Experiences for IP Addresses Shortage on EKS Clusters
In a fast-growing company, like Compass, things may become challenging for Cloud infrastructure teams. As serving more and more customers, many backend services scaled up in our Kubernetes clusters. Meanwhile, a variety of new backend services went online to satisfy new requirements.
Recently, a big challenge for our Cloud Engineering team in Compass is the shortage of IP addresses in some Kubernetes clusters which are managed by AWS EKS. I would like to share our experiences of troubleshooting, investigations, exploring solutions and mitigating the issues.
Problem Found
The problem was noticed first when some teams reported some transient failures during deployments in the staging environment. The logs can tell the reason of deployment failed.

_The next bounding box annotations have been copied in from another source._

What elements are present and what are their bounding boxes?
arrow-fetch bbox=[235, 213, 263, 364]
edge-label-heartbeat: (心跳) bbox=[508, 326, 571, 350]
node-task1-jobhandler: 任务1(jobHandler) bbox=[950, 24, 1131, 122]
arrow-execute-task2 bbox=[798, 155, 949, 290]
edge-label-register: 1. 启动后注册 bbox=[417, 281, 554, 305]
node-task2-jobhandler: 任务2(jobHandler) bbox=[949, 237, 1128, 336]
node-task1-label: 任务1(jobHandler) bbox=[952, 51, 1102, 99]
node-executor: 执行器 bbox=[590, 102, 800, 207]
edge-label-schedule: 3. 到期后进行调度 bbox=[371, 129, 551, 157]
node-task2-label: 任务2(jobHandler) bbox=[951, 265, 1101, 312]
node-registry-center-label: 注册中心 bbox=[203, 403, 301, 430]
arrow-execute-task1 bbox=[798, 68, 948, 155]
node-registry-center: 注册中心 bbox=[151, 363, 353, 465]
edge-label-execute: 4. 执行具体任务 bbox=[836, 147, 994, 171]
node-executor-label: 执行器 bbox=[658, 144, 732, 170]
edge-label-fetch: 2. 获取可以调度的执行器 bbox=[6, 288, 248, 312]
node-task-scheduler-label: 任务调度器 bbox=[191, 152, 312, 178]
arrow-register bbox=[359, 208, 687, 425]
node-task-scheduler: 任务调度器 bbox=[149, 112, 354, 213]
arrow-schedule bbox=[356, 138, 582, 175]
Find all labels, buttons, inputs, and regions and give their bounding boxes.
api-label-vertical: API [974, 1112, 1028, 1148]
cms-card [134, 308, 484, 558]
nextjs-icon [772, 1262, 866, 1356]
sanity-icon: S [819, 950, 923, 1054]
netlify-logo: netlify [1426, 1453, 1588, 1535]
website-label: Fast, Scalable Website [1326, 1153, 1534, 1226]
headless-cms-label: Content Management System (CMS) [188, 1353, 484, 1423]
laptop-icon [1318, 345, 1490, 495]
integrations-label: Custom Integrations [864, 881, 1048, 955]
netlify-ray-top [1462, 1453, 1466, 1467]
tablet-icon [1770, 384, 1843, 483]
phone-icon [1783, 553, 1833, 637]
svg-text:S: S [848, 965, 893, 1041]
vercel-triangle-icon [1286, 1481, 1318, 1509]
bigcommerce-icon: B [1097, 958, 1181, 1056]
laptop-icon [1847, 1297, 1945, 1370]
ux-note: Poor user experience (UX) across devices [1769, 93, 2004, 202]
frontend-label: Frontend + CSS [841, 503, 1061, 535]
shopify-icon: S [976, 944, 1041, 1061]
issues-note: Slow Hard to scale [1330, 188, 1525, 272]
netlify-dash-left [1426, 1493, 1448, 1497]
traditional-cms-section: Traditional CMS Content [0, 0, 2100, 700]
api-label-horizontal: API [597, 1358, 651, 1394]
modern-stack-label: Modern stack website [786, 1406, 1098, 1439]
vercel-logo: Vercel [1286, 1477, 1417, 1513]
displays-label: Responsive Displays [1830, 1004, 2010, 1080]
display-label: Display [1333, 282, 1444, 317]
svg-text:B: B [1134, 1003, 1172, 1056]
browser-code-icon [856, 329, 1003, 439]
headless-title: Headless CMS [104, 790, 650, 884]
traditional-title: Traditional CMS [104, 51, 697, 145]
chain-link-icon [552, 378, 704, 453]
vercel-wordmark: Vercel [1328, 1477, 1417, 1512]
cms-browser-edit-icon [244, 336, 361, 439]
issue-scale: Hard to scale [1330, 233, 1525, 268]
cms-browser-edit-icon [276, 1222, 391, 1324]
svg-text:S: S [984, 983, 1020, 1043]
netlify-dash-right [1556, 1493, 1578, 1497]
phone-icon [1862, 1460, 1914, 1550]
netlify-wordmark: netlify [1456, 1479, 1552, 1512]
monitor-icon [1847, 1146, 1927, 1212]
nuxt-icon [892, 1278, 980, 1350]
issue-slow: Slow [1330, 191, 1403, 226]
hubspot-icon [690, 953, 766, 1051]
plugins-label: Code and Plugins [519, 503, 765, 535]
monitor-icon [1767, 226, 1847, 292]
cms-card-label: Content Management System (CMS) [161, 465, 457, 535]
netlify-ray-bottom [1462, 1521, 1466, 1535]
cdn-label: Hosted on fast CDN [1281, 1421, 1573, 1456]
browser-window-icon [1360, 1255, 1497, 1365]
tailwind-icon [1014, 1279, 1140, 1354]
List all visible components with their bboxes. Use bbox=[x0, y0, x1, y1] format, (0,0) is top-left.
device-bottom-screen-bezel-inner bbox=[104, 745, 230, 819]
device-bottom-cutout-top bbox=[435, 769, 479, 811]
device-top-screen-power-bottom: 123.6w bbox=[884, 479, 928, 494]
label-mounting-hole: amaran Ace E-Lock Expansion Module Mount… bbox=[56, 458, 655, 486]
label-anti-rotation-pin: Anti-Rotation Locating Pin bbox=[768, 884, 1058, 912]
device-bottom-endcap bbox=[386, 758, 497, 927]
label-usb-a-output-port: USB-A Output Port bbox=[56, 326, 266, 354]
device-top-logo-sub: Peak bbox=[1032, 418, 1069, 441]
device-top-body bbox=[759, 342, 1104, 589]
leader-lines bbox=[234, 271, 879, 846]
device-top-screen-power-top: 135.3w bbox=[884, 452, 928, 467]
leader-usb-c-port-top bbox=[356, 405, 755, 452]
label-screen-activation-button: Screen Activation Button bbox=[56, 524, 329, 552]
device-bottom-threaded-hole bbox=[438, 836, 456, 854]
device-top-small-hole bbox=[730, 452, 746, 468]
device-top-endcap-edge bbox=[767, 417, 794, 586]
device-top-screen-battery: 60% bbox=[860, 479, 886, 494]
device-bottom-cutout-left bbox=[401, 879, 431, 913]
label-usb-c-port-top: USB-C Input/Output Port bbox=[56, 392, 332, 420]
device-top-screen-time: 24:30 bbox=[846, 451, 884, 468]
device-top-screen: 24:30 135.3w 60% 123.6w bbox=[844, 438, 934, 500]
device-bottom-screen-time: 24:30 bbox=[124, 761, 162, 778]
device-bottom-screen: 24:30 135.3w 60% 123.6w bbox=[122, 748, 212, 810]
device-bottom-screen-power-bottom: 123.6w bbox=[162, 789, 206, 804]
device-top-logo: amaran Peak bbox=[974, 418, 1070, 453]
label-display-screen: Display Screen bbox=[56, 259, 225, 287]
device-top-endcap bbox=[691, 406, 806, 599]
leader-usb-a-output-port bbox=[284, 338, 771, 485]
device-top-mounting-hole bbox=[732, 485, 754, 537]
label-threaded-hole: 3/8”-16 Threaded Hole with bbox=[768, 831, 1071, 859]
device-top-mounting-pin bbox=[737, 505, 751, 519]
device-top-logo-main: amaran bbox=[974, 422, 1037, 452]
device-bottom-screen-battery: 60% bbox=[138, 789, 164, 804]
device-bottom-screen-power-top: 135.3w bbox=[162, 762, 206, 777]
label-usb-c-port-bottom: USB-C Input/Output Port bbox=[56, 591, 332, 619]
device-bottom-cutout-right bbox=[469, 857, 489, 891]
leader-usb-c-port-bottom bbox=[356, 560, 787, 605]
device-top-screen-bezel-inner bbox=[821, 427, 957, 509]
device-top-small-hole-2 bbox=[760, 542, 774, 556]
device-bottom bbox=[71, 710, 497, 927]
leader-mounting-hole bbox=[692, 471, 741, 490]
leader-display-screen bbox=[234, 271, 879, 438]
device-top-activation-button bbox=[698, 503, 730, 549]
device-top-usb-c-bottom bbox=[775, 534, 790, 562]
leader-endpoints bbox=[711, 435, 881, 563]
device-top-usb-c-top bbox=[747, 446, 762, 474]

Warning FailedCreatePodSandBox 17m kubelet, ip-10-0-0-100.ec2.internal Failed create pod sandbox: rpc error: code = Unknown desc = failed to set up sandbox container "a7c7ce835d262d7a3fd4ab94c66376e0266c03ba2fc39365cb108282f440b01a" network for pod "internal-backendserver-deployment-74f49769c5-nkdpn": networkPlugin cni failed to set up pod "internal-backendserver-deployment-74f49769c5-nkdpn_default" network: add cmd: failed to assign an IP address to container
Therefore, I started checking the VPC status of the Kubernetes cluster from AWS console and then found the available IP addresses for some private subnets reaching to 0.